TEHRAN, Iran (AP) -- The chief of Iran's Revolutionary Guard navy confirmed in remarks published Friday that a U.S. Coast Guard vessel fired on an Iranian fishing boat in the Persian Gulf this week but insisted the incident was not a "clash."
The U.S. Navy's Bahrain-based 5th Fleet said that personnel on a small boat dispatched from the U.S. Coast Guard patrol boat Monomoy fired a single shot on Tuesday when they saw the crew on a nearby Iranian dhow training a .50-caliber machine gun on them and preparing to fire.
No one was hurt in the encounter, which came as the two countries work to hammer out a lasting deal over Iran's nuclear program.
The shot from the U.S. patrol boat was fired "in the air about three miles away" from the Iranian boat, Adm. Ali Fadavi of Iran's Guard was quoted as saying by the Tasnim News Agency.
"It wasn't a clash but a single shot in the air ... there was no clash between Iranian and American forces," Fadavi said, adding that "Americans feared and felt danger from a fishing dhow."
Dhows are traditional wooden boats common to the region that are typically used for trade and fishing.
American, Iranian and other countries' military vessels routinely patrol the Persian Gulf, a key route for international oil shipments, usually without incident.
Speed boats from Iran's Guard, however, have passed close to U.S. ships in incidents that have raised alarm in Washington.
Fadavi, the Iranian officer, also said the Americans "should be fearful" as long as they are present in the Gulf.
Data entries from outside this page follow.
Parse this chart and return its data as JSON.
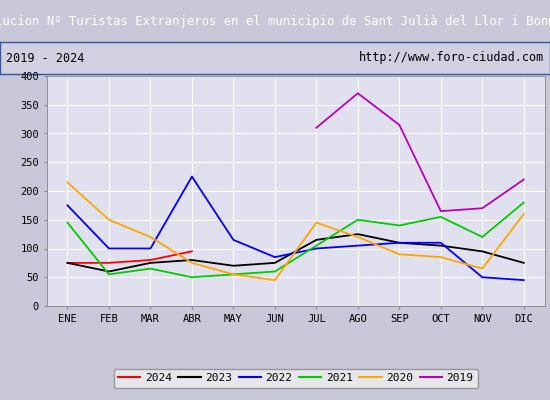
{
  "title": "Evolucion Nº Turistas Extranjeros en el municipio de Sant Julià del Llor i Bonmatí",
  "subtitle_left": "2019 - 2024",
  "subtitle_right": "http://www.foro-ciudad.com",
  "months": [
    "ENE",
    "FEB",
    "MAR",
    "ABR",
    "MAY",
    "JUN",
    "JUL",
    "AGO",
    "SEP",
    "OCT",
    "NOV",
    "DIC"
  ],
  "series": {
    "2024": [
      75,
      75,
      80,
      95,
      null,
      null,
      null,
      null,
      null,
      null,
      null,
      null
    ],
    "2023": [
      75,
      60,
      75,
      80,
      70,
      75,
      115,
      125,
      110,
      105,
      95,
      75
    ],
    "2022": [
      175,
      100,
      100,
      225,
      115,
      85,
      100,
      105,
      110,
      110,
      50,
      45
    ],
    "2021": [
      145,
      55,
      65,
      50,
      55,
      60,
      105,
      150,
      140,
      155,
      120,
      180
    ],
    "2020": [
      215,
      150,
      120,
      75,
      55,
      45,
      145,
      120,
      90,
      85,
      65,
      160
    ],
    "2019": [
      null,
      null,
      null,
      null,
      null,
      null,
      310,
      370,
      315,
      165,
      170,
      220
    ]
  },
  "colors": {
    "2024": "#ff0000",
    "2023": "#000000",
    "2022": "#0000ff",
    "2021": "#00cc00",
    "2020": "#ffa500",
    "2019": "#bb00bb"
  },
  "ylim": [
    0,
    400
  ],
  "yticks": [
    0,
    50,
    100,
    150,
    200,
    250,
    300,
    350,
    400
  ],
  "title_bg_color": "#3355aa",
  "title_text_color": "#ffffff",
  "subtitle_bg_color": "#d0d0e0",
  "plot_bg_color": "#e0e0ee",
  "outer_bg_color": "#c8c8d8",
  "grid_color": "#ffffff",
  "border_color": "#3355aa"
}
Tehran has long decried the U.S. presence in the critical waterway as a source of tension in the region.
The West and Israel believe Iran's nuclear program is aimed at building am atomic weapon. Iran denies the charge, saying its nuclear activities are for peaceful purposes only, such as power generation and medical research.
While the Guard appeared intent on easing tensions with the United States over the shooting incident, it struck a strident tone toward Israel on Friday, hailing the "victory" of Palestinian militants in this summer's Gaza war and vowing "defensive" support for the Palestinians.
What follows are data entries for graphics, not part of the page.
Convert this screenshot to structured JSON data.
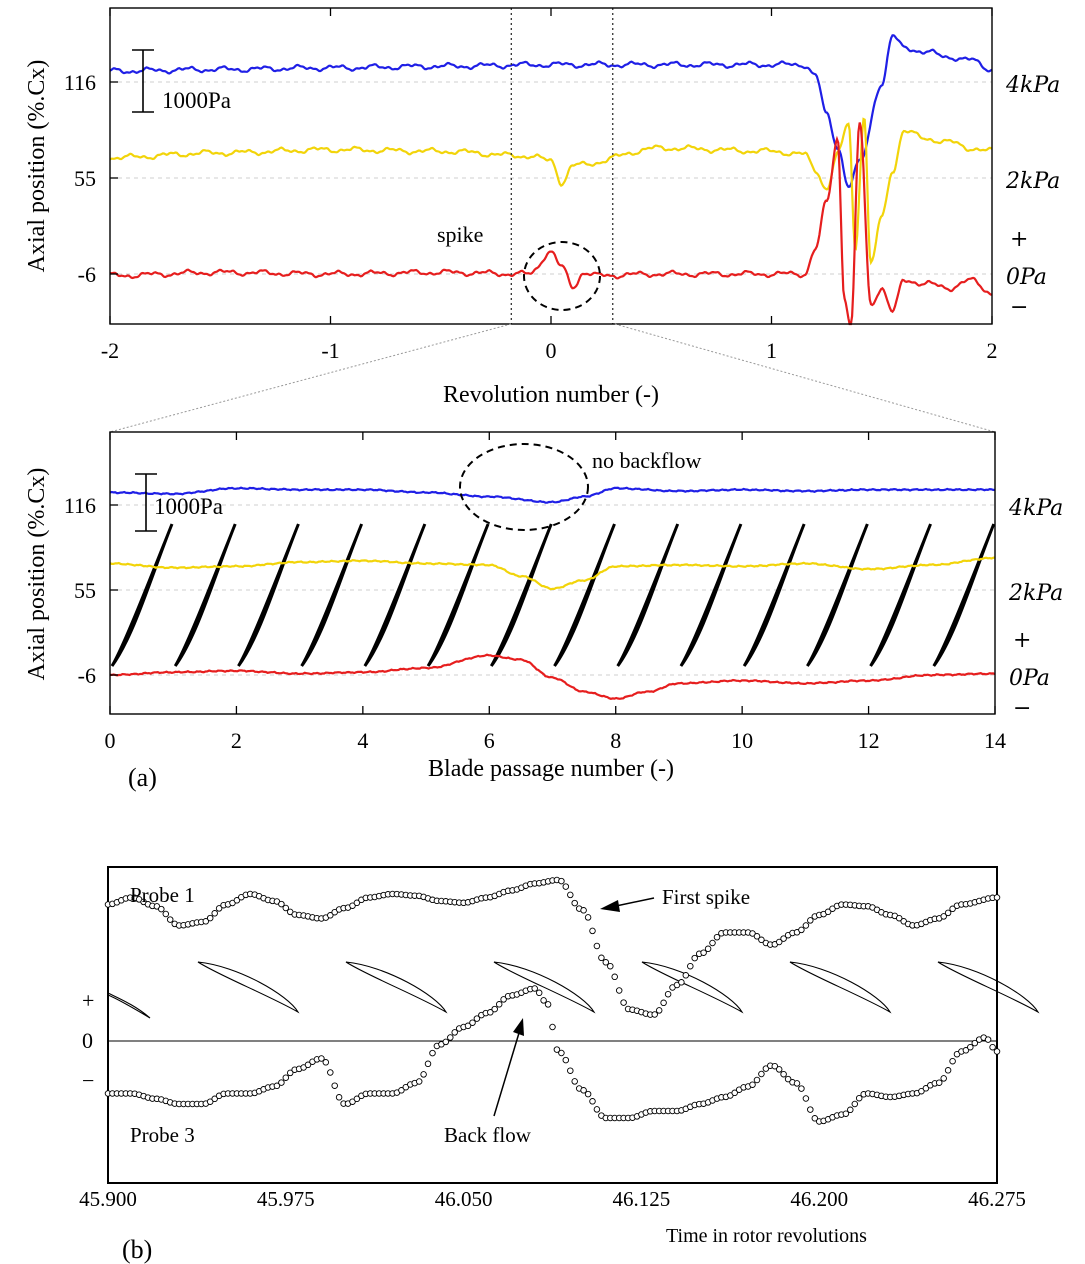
{
  "chart_data": [
    {
      "type": "line",
      "panel": "a-top",
      "xlabel": "Revolution number (-)",
      "ylabel": "Axial position (%.Cx)",
      "x_ticks": [
        "-2",
        "-1",
        "0",
        "1",
        "2"
      ],
      "xlim": [
        -2,
        2
      ],
      "y_ticks": [
        "116",
        "55",
        "-6"
      ],
      "y_tick_values": [
        116,
        55,
        -6
      ],
      "right_labels": [
        "4kPa",
        "2kPa",
        "+",
        "0Pa",
        "−"
      ],
      "scale_bar_label": "1000Pa",
      "dashed_lines_x": [
        -0.18,
        0.28
      ],
      "annotation": "spike",
      "series": [
        {
          "color": "#1f1fe6",
          "baseline": 116,
          "x": [
            -2,
            -1.5,
            -1,
            -0.5,
            0,
            0.5,
            1,
            1.15,
            1.2,
            1.25,
            1.3,
            1.35,
            1.4,
            1.5,
            1.55,
            1.6,
            1.7,
            1.8,
            1.9,
            2
          ],
          "y": [
            123,
            124,
            125,
            126,
            127,
            127,
            127,
            127,
            120,
            95,
            75,
            50,
            65,
            115,
            145,
            138,
            135,
            132,
            130,
            124
          ]
        },
        {
          "color": "#f2d40a",
          "baseline": 55,
          "x": [
            -2,
            -1.5,
            -1,
            -0.5,
            -0.1,
            0,
            0.05,
            0.1,
            0.5,
            1,
            1.15,
            1.2,
            1.25,
            1.3,
            1.35,
            1.38,
            1.42,
            1.45,
            1.5,
            1.55,
            1.6,
            1.7,
            1.8,
            1.9,
            2
          ],
          "y": [
            68,
            71,
            73,
            72,
            69,
            66,
            52,
            63,
            74,
            72,
            70,
            60,
            48,
            70,
            90,
            10,
            95,
            0,
            30,
            60,
            85,
            80,
            78,
            74,
            72
          ]
        },
        {
          "color": "#e61e1e",
          "baseline": -6,
          "x": [
            -2,
            -1.5,
            -1,
            -0.5,
            -0.1,
            0.0,
            0.05,
            0.1,
            0.15,
            0.2,
            0.5,
            1,
            1.15,
            1.2,
            1.25,
            1.3,
            1.33,
            1.36,
            1.4,
            1.45,
            1.5,
            1.55,
            1.6,
            1.7,
            1.8,
            1.9,
            2
          ],
          "y": [
            -7,
            -5,
            -6,
            -5,
            -6,
            8,
            -2,
            -14,
            -5,
            -7,
            -6,
            -6,
            -6,
            10,
            40,
            80,
            -20,
            -40,
            90,
            -25,
            -15,
            -30,
            -10,
            -12,
            -15,
            -10,
            -18
          ]
        }
      ]
    },
    {
      "type": "line",
      "panel": "a-bottom",
      "xlabel": "Blade passage number (-)",
      "ylabel": "Axial position (%.Cx)",
      "x_ticks": [
        "0",
        "2",
        "4",
        "6",
        "8",
        "10",
        "12",
        "14"
      ],
      "xlim": [
        0,
        14
      ],
      "y_ticks": [
        "116",
        "55",
        "-6"
      ],
      "y_tick_values": [
        116,
        55,
        -6
      ],
      "right_labels": [
        "4kPa",
        "2kPa",
        "+",
        "0Pa",
        "−"
      ],
      "scale_bar_label": "1000Pa",
      "annotation": "no backflow",
      "panel_label": "(a)",
      "series": [
        {
          "color": "#1f1fe6",
          "baseline": 116,
          "x": [
            0,
            1,
            2,
            3,
            4,
            5,
            6,
            7,
            7.5,
            8,
            9,
            10,
            11,
            12,
            13,
            14
          ],
          "y": [
            125,
            124,
            128,
            127,
            127,
            125,
            122,
            118,
            122,
            128,
            126,
            127,
            126,
            127,
            127,
            127
          ]
        },
        {
          "color": "#f2d40a",
          "baseline": 55,
          "x": [
            0,
            1,
            2,
            3,
            4,
            5,
            6,
            6.5,
            7,
            7.5,
            8,
            9,
            10,
            11,
            12,
            13,
            14
          ],
          "y": [
            74,
            71,
            72,
            75,
            76,
            74,
            73,
            65,
            56,
            62,
            72,
            73,
            72,
            74,
            70,
            73,
            78
          ]
        },
        {
          "color": "#e61e1e",
          "baseline": -6,
          "x": [
            0,
            1,
            2,
            3,
            4,
            5,
            6,
            6.5,
            7,
            7.5,
            8,
            8.5,
            9,
            10,
            11,
            12,
            13,
            14
          ],
          "y": [
            -6,
            -4,
            -3,
            -5,
            -4,
            -1,
            8,
            5,
            -8,
            -18,
            -23,
            -18,
            -12,
            -10,
            -12,
            -10,
            -6,
            -5
          ]
        }
      ]
    },
    {
      "type": "scatter",
      "panel": "b",
      "xlabel": "Time in rotor revolutions",
      "x_ticks": [
        "45.900",
        "45.975",
        "46.050",
        "46.125",
        "46.200",
        "46.275"
      ],
      "xlim": [
        45.9,
        46.275
      ],
      "y_labels": [
        "+",
        "0",
        "−"
      ],
      "panel_label": "(b)",
      "annotations": [
        "First spike",
        "Back flow"
      ],
      "series": [
        {
          "name": "Probe 1",
          "x": [
            45.9,
            45.91,
            45.92,
            45.93,
            45.94,
            45.95,
            45.96,
            45.97,
            45.98,
            45.99,
            46.0,
            46.01,
            46.02,
            46.03,
            46.04,
            46.05,
            46.06,
            46.07,
            46.08,
            46.09,
            46.1,
            46.11,
            46.12,
            46.13,
            46.14,
            46.15,
            46.16,
            46.17,
            46.18,
            46.19,
            46.2,
            46.21,
            46.22,
            46.23,
            46.24,
            46.25,
            46.26,
            46.275
          ],
          "y": [
            0.78,
            0.82,
            0.77,
            0.66,
            0.68,
            0.78,
            0.84,
            0.8,
            0.72,
            0.7,
            0.76,
            0.82,
            0.84,
            0.83,
            0.8,
            0.79,
            0.82,
            0.86,
            0.9,
            0.92,
            0.75,
            0.45,
            0.18,
            0.15,
            0.32,
            0.5,
            0.62,
            0.62,
            0.55,
            0.62,
            0.72,
            0.78,
            0.77,
            0.72,
            0.66,
            0.7,
            0.78,
            0.82
          ]
        },
        {
          "name": "Probe 3",
          "x": [
            45.9,
            45.91,
            45.92,
            45.93,
            45.94,
            45.95,
            45.96,
            45.97,
            45.98,
            45.99,
            46.0,
            46.01,
            46.02,
            46.03,
            46.04,
            46.05,
            46.06,
            46.07,
            46.08,
            46.085,
            46.09,
            46.1,
            46.11,
            46.12,
            46.13,
            46.14,
            46.15,
            46.16,
            46.17,
            46.18,
            46.19,
            46.2,
            46.21,
            46.22,
            46.23,
            46.24,
            46.25,
            46.26,
            46.27,
            46.275
          ],
          "y": [
            -0.3,
            -0.3,
            -0.33,
            -0.36,
            -0.36,
            -0.3,
            -0.3,
            -0.26,
            -0.16,
            -0.1,
            -0.36,
            -0.3,
            -0.3,
            -0.24,
            -0.02,
            0.08,
            0.16,
            0.26,
            0.3,
            0.22,
            -0.06,
            -0.28,
            -0.44,
            -0.44,
            -0.4,
            -0.4,
            -0.36,
            -0.32,
            -0.26,
            -0.14,
            -0.24,
            -0.46,
            -0.42,
            -0.3,
            -0.32,
            -0.3,
            -0.24,
            -0.06,
            0.02,
            -0.06
          ]
        }
      ]
    }
  ]
}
Gen. Mohammad Ali Jafari, the top commander of the Guard, congratulated the people of Gaza on their "victory" in the 51-day conflict between Israel and the Hamas militant group, and said the Palestinians should add to the "volume, range and accuracy of their missiles," in a statement posted on the Guard's official website.
He added that the West Bank should also have its own "defense" systems.
Earlier this week, Gen. Mohammad Reza Naqdi, head of the Guard's paramilitary wing, said "arming the West Bank has already begun and weapons will be provided to the people of the area." Neither general elaborated on what kind of aid might be provided to the West Bank, which is controlled by Israel but governed by Western-backed Palestinian President Mahmud Abbas.
Iran refuses to recognize Israel and has long backed militant groups in the region, including the Lebanese Hezbollah, Hamas and the Palestinian Islamic Jihad.